お ゆきの日々

     秋 田・八幡平の山懐

折々 の日誌】  山菜野草講座-3

  
2020.5.16

【ゼンマイ】
  今回は山菜というと
誰でもその名前だけは知っているゼ ンマイについて。
乾燥から戻して水煮にされ、袋に入って売られているのを知っているだけで、実際にはそれがどんな物かを知る人は案外少ないようだ。
山菜で知っている物ってある?と聞くと殆どの人が「ワラビ」「ゼンマイ」と答える。
けれどまたその殆どの人が二つの区別がつかない、だいたいどちらも先がクルクルッと丸まっている物でしょ、という。でもクルクルッと丸 まっているものはゼンマイだが、ワラビはブー。
ワラビは先が2~3に分かれボソボソっとちじれている物をいうが、大体の人はゼンマイと一緒になってしまっている。

 ゼンマイは買おうとすると結構高い。危険な場所に生えているからなどとも言われるけれど、それ程危険なところにだけある訳ではない。それなりに採り易い状態で生えている場所も沢山ある。
それなら何故?と思うかもしれないが、それは食べられるまでにとても手間がかかるから。

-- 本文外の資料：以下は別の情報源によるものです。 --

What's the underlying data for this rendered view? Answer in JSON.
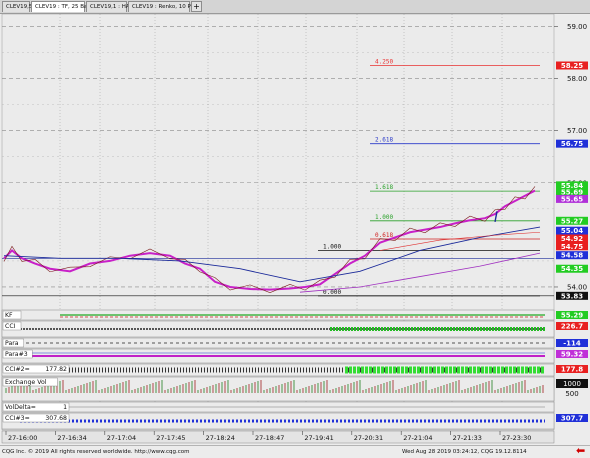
{
  "tabs": [
    {
      "label": "CLEV19,5",
      "active": false
    },
    {
      "label": "CLEV19 : TF, 25 Bars",
      "active": true
    },
    {
      "label": "CLEV19,1 : HA",
      "active": false
    },
    {
      "label": "CLEV19 : Renko, 10 Price",
      "active": false
    }
  ],
  "add_tab_symbol": "+",
  "price_axis": {
    "ticks": [
      {
        "value": 59.0,
        "label": "59.00"
      },
      {
        "value": 58.0,
        "label": "58.00"
      },
      {
        "value": 57.0,
        "label": "57.00"
      },
      {
        "value": 56.0,
        "label": "56.00"
      },
      {
        "value": 54.0,
        "label": "54.00"
      }
    ],
    "range": [
      53.75,
      59.2
    ]
  },
  "fib_levels": [
    {
      "label": "4.250",
      "price": 58.25,
      "color": "#e83030"
    },
    {
      "label": "2.618",
      "price": 56.75,
      "color": "#2b3ac9"
    },
    {
      "label": "1.618",
      "price": 55.84,
      "color": "#2aa12a"
    },
    {
      "label": "1.000",
      "price": 55.27,
      "color": "#2aa12a"
    },
    {
      "label": "0.618",
      "price": 54.92,
      "color": "#d02020"
    },
    {
      "label": "1.000",
      "price": 54.7,
      "color": "#111111"
    },
    {
      "label": "0.000",
      "price": 53.83,
      "color": "#111111"
    }
  ],
  "price_badges": [
    {
      "value": "58.25",
      "price": 58.25,
      "bg": "#e82020",
      "fg": "#ffffff"
    },
    {
      "value": "56.75",
      "price": 56.75,
      "bg": "#2030d8",
      "fg": "#ffffff"
    },
    {
      "value": "55.84",
      "price": 55.95,
      "bg": "#22cc22",
      "fg": "#ffffff"
    },
    {
      "value": "55.69",
      "price": 55.82,
      "bg": "#22cc22",
      "fg": "#ffffff"
    },
    {
      "value": "55.65",
      "price": 55.69,
      "bg": "#b030d8",
      "fg": "#ffffff"
    },
    {
      "value": "55.27",
      "price": 55.27,
      "bg": "#22cc22",
      "fg": "#ffffff"
    },
    {
      "value": "55.04",
      "price": 55.08,
      "bg": "#2030d8",
      "fg": "#ffffff"
    },
    {
      "value": "54.92",
      "price": 54.93,
      "bg": "#e82020",
      "fg": "#ffffff"
    },
    {
      "value": "54.75",
      "price": 54.78,
      "bg": "#e82020",
      "fg": "#ffffff"
    },
    {
      "value": "54.58",
      "price": 54.61,
      "bg": "#2030d8",
      "fg": "#ffffff"
    },
    {
      "value": "54.35",
      "price": 54.35,
      "bg": "#22cc22",
      "fg": "#ffffff"
    },
    {
      "value": "53.83",
      "price": 53.83,
      "bg": "#111111",
      "fg": "#ffffff"
    }
  ],
  "time_axis": [
    "27-16:00",
    "27-16:34",
    "27-17:04",
    "27-17:45",
    "27-18:24",
    "27-18:47",
    "27-19:41",
    "27-20:31",
    "27-21:04",
    "27-21:33",
    "27-23:30"
  ],
  "panels": [
    {
      "id": "kf",
      "label": "KF",
      "badge": "55.29",
      "badge_bg": "#22cc22",
      "badge_fg": "#ffffff"
    },
    {
      "id": "cci",
      "label": "CCI",
      "badge": "226.7",
      "badge_bg": "#e82020",
      "badge_fg": "#ffffff"
    },
    {
      "id": "para",
      "label": "Para",
      "badge": "-114",
      "badge_bg": "#2030d8",
      "badge_fg": "#ffffff"
    },
    {
      "id": "para3",
      "label": "Para#3",
      "badge": "59.32",
      "badge_bg": "#c030d8",
      "badge_fg": "#ffffff"
    },
    {
      "id": "cci2",
      "label": "CCI#2=",
      "value": "177.82",
      "badge": "177.8",
      "badge_bg": "#e82020",
      "badge_fg": "#ffffff"
    },
    {
      "id": "exvol",
      "label": "Exchange Vol",
      "badges": [
        {
          "value": "1000",
          "bg": "#111111",
          "fg": "#ffffff"
        },
        {
          "value": "500",
          "bg": "#ececec",
          "fg": "#111111"
        }
      ]
    },
    {
      "id": "voldelta",
      "label": "VolDelta=",
      "value": "1"
    },
    {
      "id": "cci3",
      "label": "CCI#3=",
      "value": "307.68",
      "badge": "307.7",
      "badge_bg": "#2030d8",
      "badge_fg": "#ffffff"
    }
  ],
  "footer": {
    "left": "CQG Inc. © 2019 All rights reserved worldwide. http://www.cqg.com",
    "right": "Wed Aug 28 2019 03:24:12, CQG 19.12.8114",
    "arrow": "⬅"
  }
}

ゼンマイの下処理(ゼンマイが食べられるようになるまで)





採って帰ったらまずはすぐ周りについている綿をとる。

  

  

この下処理をしてから塩で茹で、あとは塩を振って何度も手で揉みながら針金のように細く干しあがるまで乾燥させる。何日かかかる。出来上がりは採った時の量が半端ではない位少なくなって、「えッこれだけ!」となってしまう。
食べる時はこれを水から火にかけ、手が入るギリギリの温度まで茹で、そのまま冷ます。冷めたら水を変えて再び水から茹で、冷ます、これを 2~3度繰り返したあと水にさらし、ふっくら元のような太さに戻って初めてやっと調理開始!となる。
だから食べるのは殆ど秋~春の越冬保存食となり、細くカラカラ状にした物はうまく持たせれば数年は保存できる。
ゼンマイとはこんなに手間暇がかかる山菜だが、その分サンサンと太陽を浴び栄養分もアップし、保存もきく優れた食品である。

ゼンマイの食べ     

 ①煮 物
 王道の食べ方、油揚やちくわ、ニンジンなどと炒めて 砂糖醤油。

 ②ナムル
 みじんに刻んだニンニク、さっと茹でたもやしと合わ せ砂糖少々、醤油、ごま油で和える
 ③胡麻和え
  すった白 ごまに砂糖、塩、醤油少々 で味付けした衣 と和える


ゼ ンマイ織り
  このゼンマイ、処理に時間がかかるが何が大変かって、周りを包んでいる綿をはずす作業である。
でもこのゼンマイの綿は個体によって色も様々、未ざらしの白から茶色へのグラデーションが実に美しく、自然の色の妙、いつもアルパカの植物版みたいだと感じている。
綿をはずすには延々と時間がかかる。大量の始末をしたと思っても、まとめてみるとホンのちょっとしかなくガクッとして
しまうけれど、私ははずす時の、ちょっとしめっとした綿の感触が嫌いではない。

  昔、花輪の名士のお母さんだった方?が何年もこの綿を貯めて、膨大な量の糸巻きにされていた物を見たことがある。その糸で何と、冬の和装 コートが織られていた!
ゼンマイ織りのコート、綿なので
やはり固 めでどっしりと重厚な感じ、正直言うと着心地はどんなものだったか?とちょっと気になったものだ。
気の遠くなるような作業だったに違いない。資料館で見せて貰ったが、今はどうなっているのか?
現代では趣味的に楽しみで織られる織物になっているが、綿を集めるだけでも大変な時間と労力がいるので、貴重な贅沢品には違いない。